ECLI:NL:HR:2005:AU9060

Hoge Raad

Datum uitspraak
20 december 2005
Publicatiedatum
4 april 2013
Zaaknummer
02700/05 H
Instantie
Hoge Raad
Type
Uitspraak
Rechtsgebied
Strafrecht
Procedures
  • Herziening
Rechters
  • C.J.G. Bleichrodt
  • J.P. Balkema
  • H.A.G. Splinter-van Kan
Vindplaatsen
  • Rechtspraak.nl
AI samenvatting door LexboostAutomatisch gegenereerd

Herziening van een vonnis van de Krijgsraad te velde West

In deze zaak heeft de Hoge Raad op 20 december 2005 uitspraak gedaan over een aanvrage tot herziening van een vonnis van de Krijgsraad te velde West, dat op 26 juni 1957 was uitgesproken. De aanvrager, geboren in 1920, was destijds veroordeeld tot één week militaire detentie wegens 'opzettelijke ongehoorzaamheid, gepleegd in tijd van oorlog'. De aanvrage tot herziening is ingediend op basis van nieuwe feiten die volgens de aanvrager niet bekend waren tijdens het oorspronkelijke proces.

De Hoge Raad heeft in zijn beoordeling de wettelijke vereisten voor herziening, zoals vastgelegd in artikel 457 en 459 van het Wetboek van Strafvordering, uiteengezet. Het eerste lid van artikel 457 Sv stelt dat herziening alleen mogelijk is op basis van nieuwe, feitelijke omstandigheden die niet tijdens de terechtzitting aan het licht zijn gekomen en die een ernstig vermoeden wekken dat, indien deze feiten bekend waren geweest, de uitkomst van de zaak anders zou zijn geweest.

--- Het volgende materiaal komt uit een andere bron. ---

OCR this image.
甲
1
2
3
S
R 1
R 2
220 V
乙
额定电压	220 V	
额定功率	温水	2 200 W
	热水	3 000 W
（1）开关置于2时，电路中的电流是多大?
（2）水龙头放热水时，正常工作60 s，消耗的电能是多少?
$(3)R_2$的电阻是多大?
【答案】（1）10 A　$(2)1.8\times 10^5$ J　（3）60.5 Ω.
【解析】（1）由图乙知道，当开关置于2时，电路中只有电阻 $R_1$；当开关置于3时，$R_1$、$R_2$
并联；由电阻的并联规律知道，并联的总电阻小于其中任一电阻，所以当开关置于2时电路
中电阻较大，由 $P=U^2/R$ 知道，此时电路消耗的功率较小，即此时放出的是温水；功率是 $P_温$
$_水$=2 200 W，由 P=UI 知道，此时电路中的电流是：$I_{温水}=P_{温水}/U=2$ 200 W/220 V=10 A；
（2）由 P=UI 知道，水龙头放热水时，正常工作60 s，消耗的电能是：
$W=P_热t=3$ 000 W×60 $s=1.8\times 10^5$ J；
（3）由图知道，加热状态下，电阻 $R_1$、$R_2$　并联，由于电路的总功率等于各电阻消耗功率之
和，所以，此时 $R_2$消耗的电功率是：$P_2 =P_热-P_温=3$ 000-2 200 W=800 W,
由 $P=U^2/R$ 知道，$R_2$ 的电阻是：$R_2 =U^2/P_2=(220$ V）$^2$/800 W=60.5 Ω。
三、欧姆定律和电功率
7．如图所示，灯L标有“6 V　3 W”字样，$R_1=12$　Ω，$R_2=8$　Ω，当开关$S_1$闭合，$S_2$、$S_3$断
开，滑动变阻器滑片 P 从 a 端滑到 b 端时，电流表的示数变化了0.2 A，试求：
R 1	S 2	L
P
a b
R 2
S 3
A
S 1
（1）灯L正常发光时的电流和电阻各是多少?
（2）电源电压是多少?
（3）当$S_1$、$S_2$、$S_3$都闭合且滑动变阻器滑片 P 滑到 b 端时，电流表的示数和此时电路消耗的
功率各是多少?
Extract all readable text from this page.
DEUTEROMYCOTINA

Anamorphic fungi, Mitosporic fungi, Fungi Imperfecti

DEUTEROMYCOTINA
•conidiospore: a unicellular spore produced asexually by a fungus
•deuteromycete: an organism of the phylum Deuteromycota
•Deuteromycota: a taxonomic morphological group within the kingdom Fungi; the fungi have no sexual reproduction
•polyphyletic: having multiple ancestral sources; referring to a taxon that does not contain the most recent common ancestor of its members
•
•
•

De Hoge Raad concludeert dat de aanvrage niet voldoet aan de vereisten zoals gesteld in de wet. De aangevoerde omstandigheden kunnen niet worden aangemerkt als feitelijke grondslagen voor herziening. Daarom wordt de aanvrage tot herziening niet-ontvankelijk verklaard. Dit arrest is uitgesproken door de vice-president en twee raadsheren, in aanwezigheid van de waarnemend griffier.

Uitspraak

20 december 2005
Strafkamer
nr. 02700/05 H
LR/IC
Hoge Raad der Nederlanden
Arrest
op een aanvrage tot herziening van een in kracht van gewijsde gegaan vonnis van de Krijgsraad te velde West van 26 juni 1957, nummer 295/57, ingediend door:
[Aanvrager], geboren te [geboorteplaats] op [geboortedatum] 1920, wonende te [woonplaats].
1. De uitspraak waarvan herziening is gevraagd
De Krijgsraad heeft de aanvrager ter zake van "opzettelijke ongehoorzaamheid, gepleegd in tijd van oorlog" veroordeeld tot één week militaire detentie.
2. De aanvrage tot herziening
De aanvrage tot herziening is aan dit arrest gehecht en maakt daarvan deel uit.
3. Beoordeling van de aanvrage
3.1. Als grondslag voor een herziening kunnen, voorzover hier van belang, krachtens het eerste lid, aanhef en onder 2° van art. 457 Sv slechts dienen een of meer door een opgave van bewijsmiddelen gestaafde omstandigheden van feitelijke aard die bij het onderzoek op de terechtzitting niet zijn gebleken en die het ernstig vermoeden wekken dat, waren zij bekend geweest, het onderzoek der zaak zou hebben geleid hetzij tot vrijspraak van de veroordeelde, hetzij tot ontslag van rechtsvervolging, hetzij tot niet-ontvankelijkverklaring van het openbaar ministerie, hetzij tot toepasselijkverklaring van een minder zware strafbepaling.
3.2. Art. 459 Sv schrijft voor dat de aanvrage tot herziening inhoudt de omstandigheid als hiervoor bedoeld, waarop zij steunt, en verder een opgave bevat van de bewijsmiddelen waaruit van die omstandigheid kan blijken.
3.3. Het in de aanvrage gestelde behelst niets wat kan worden aangemerkt als een beroep op omstandigheden van feitelijke aard als hiervoor onder 3.1 vermeld. De aanvrage kan daarom, gelet op de art. 459 en 460 Sv, niet worden ontvangen.
4. Beslissing
De Hoge Raad verklaart de aanvrage niet-ontvankelijk.
Dit arrest is gewezen door de vice-president C.J.G. Bleichrodt als voorzitter, en de raadsheren J.P. Balkema en H.A.G. Splinter-van Kan, in bijzijn van de waarnemend griffier J.D.M. Hart, en uitgesproken op 20 december 2005.